Key Takeaways
- Nokia ended a challenging quarter in which profit plunged almost 70% as customers took out fewer subscriptions.
- Nokia’s revenue fell 20% from the year-ago quarter to 4.98 billion euros ($5.27 billion), and came in well below estimates of 5.67 billion euros ($6 billion).
- Nokia customers in North America cut back on spending amid higher interest rates, while corporate clients prioritized cash flow and drew down their inventories.
- Cost cuts for Nokia, including a new round of layoffs, could help it become a leaner company, while a global 5G rollout could drive revenue growth in the quarters ahead.
Nokia (NOK) posted a profit plunge of almost 70% for the latest quarter as customers took out fewer subscriptions amid a challenging economic backdrop and rising interest rates.

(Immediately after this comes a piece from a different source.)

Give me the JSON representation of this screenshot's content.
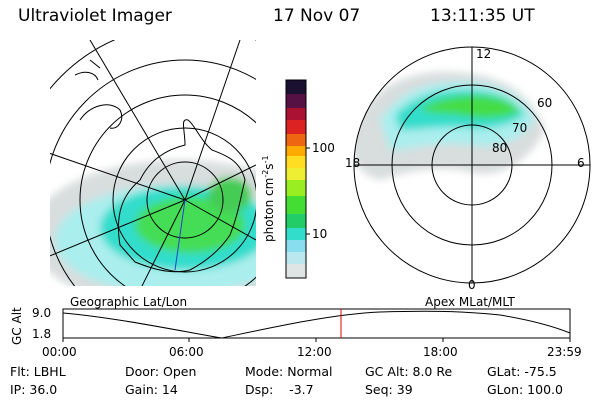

The company posted net income of 133 million euros ($140.86 billion), which was down 69% from the same quarter last year. Revenue fell 20% from the year-ago quarter to 4.98 billion euros ($5.27 billion) and came in well below estimates of 5.67 billion euros ($6 billion).
The weaker-than-expected result was largely driven by a 24% sales decline in Mobile Networks, Nokia’s biggest segment by revenue, as customers in North America cut back on spending as a result of the higher interest rates, while corporate clients prioritized cash flow and drew down their inventories.
In a video call, President and CEO Pekka Lundmark cited “a weakening macroeconomic environment” and the impact of higher interest rates on commercial customer spending as hurdles in the latest quarter, but said operating margins held up “reasonably well” due to cost-control measures.
Higher interest rates make it more costly for customers to take out loans to pay for mobile subscriptions and internet services, or to subscribe to new services, all of which affect telecom companies’ revenue.
Nokia isn’t the only telecom company feeling the economic uncertainty. Swedish telecom rival Ericsson (ERIC) swung to a 30.5-billion krona ($2.78 billion) loss in its fiscal third quarter, while gross margins fell 3 percentage points from the same quarter last year. The company said the uncertainty impacting its mobile networks could persist into next year, especially as demand in North America plummeted compared with last year.
Nokia shares have fallen more than 10% since the start of the week. They’ve shed almost a third of their value so far this year, while those of rival Ericsson are down by a quarter.
Cost Cuts, Global 5G Rollout Could Benefit Nokia
In an effort to cut costs and become a leaner company, Nokia said it would cut up to 14,000 jobs, down from the current headcount of 86,000. It’s part of a broader cost-cutting plan meant to save up to 1.2 billion euros ($1.27 billion) by 2026.
Nokia could also benefit from the 5G rollout in India, where net sales more than doubled from a year ago. Lundmark said the ongoing global 5G rollout, which is “still only around 25% complete, excluding China,” remains a fundamental business driver and could boost revenue in the quarters ahead.